The four data problems that kill AI projects
After working through multiple AI implementations, the same failure patterns recur. Understanding them early saves significant time and money.
Siloed systems with no single truth. The most common problem: customer data in CRM, financial data in ERP, operational data in a separate system, and no reliable way to connect them. Every AI project that requires a unified view of the business, which is most of the valuable ones, hits this wall immediately.
Data that's collected but not structured for use. Organisations often have vast quantities of data they can't use because it was collected without thinking about downstream applications. Unstructured notes, inconsistent tagging, free-text fields where structured fields were needed. Cleaning this data is laborious and expensive.
Governance gaps that create legal and ethical risk. AI that uses personal data creates compliance obligations that many organisations haven't addressed. Understanding what data you hold, where it came from, whether you have the right to use it for AI, and how to manage it appropriately is a legal requirement, not just good practice.
Data pipelines that don't exist yet. Some AI use cases require data that simply isn't being collected. Before you can build the AI, you have to build the infrastructure to capture the data, which may take months and require changes to operational systems.
What building a data foundation looks like
A data strategy for AI doesn't need to be comprehensive from day one. It needs to be sequenced correctly. Start with the use cases you're planning to pursue first, and work backwards to understand what data those use cases require. This is a much more tractable problem than trying to fix all your data before starting.
The practical steps: audit what data you have and where it lives; identify the gaps relative to your priority AI use cases; establish clear data ownership and governance; build or procure the infrastructure to move, clean, and serve data to AI systems; and define the data quality standards the organisation will hold itself to.
How long it takes — and why that matters
This is where most AI roadmaps underestimate the timeline.
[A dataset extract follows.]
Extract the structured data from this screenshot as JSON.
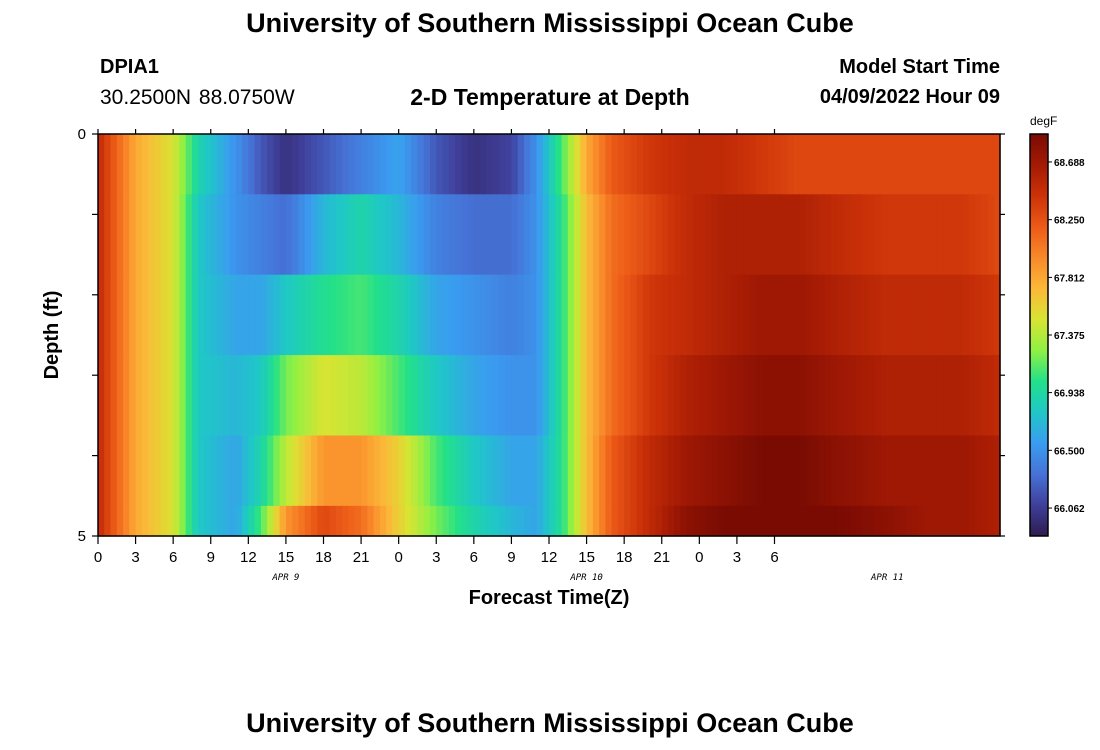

Data foundation work, depending on the complexity of your systems landscape, takes months, not weeks. Organisations that haven't done this work and are promising AI outcomes in 60 days are either working on very narrow, low-risk use cases or setting themselves up for disappointment.
The honest planning assumption for a meaningful AI implementation is: 3–6 months of data foundation work before you can reliably build on top of it. That doesn't mean you can't run experiments or learn during that period. But it does mean that the AI use cases that will matter to the business will take longer than the vendor demos suggest.
Starting before you're fully ready
The data foundation work and the AI strategy work don't have to be sequential. The most effective approach is to run them in parallel: start scoping your priority use cases while simultaneously auditing your data. Use the use case scoping to inform which data problems to fix first. Use the data audit to inform which use cases are actually viable in a realistic timeframe.
The key is to be honest about what's a proof of concept and what's a production system. Proofs of concept can work with imperfect data. Production systems can't. Build the data foundation before you commit to production timelines, and include the data investment in your AI budget from the start.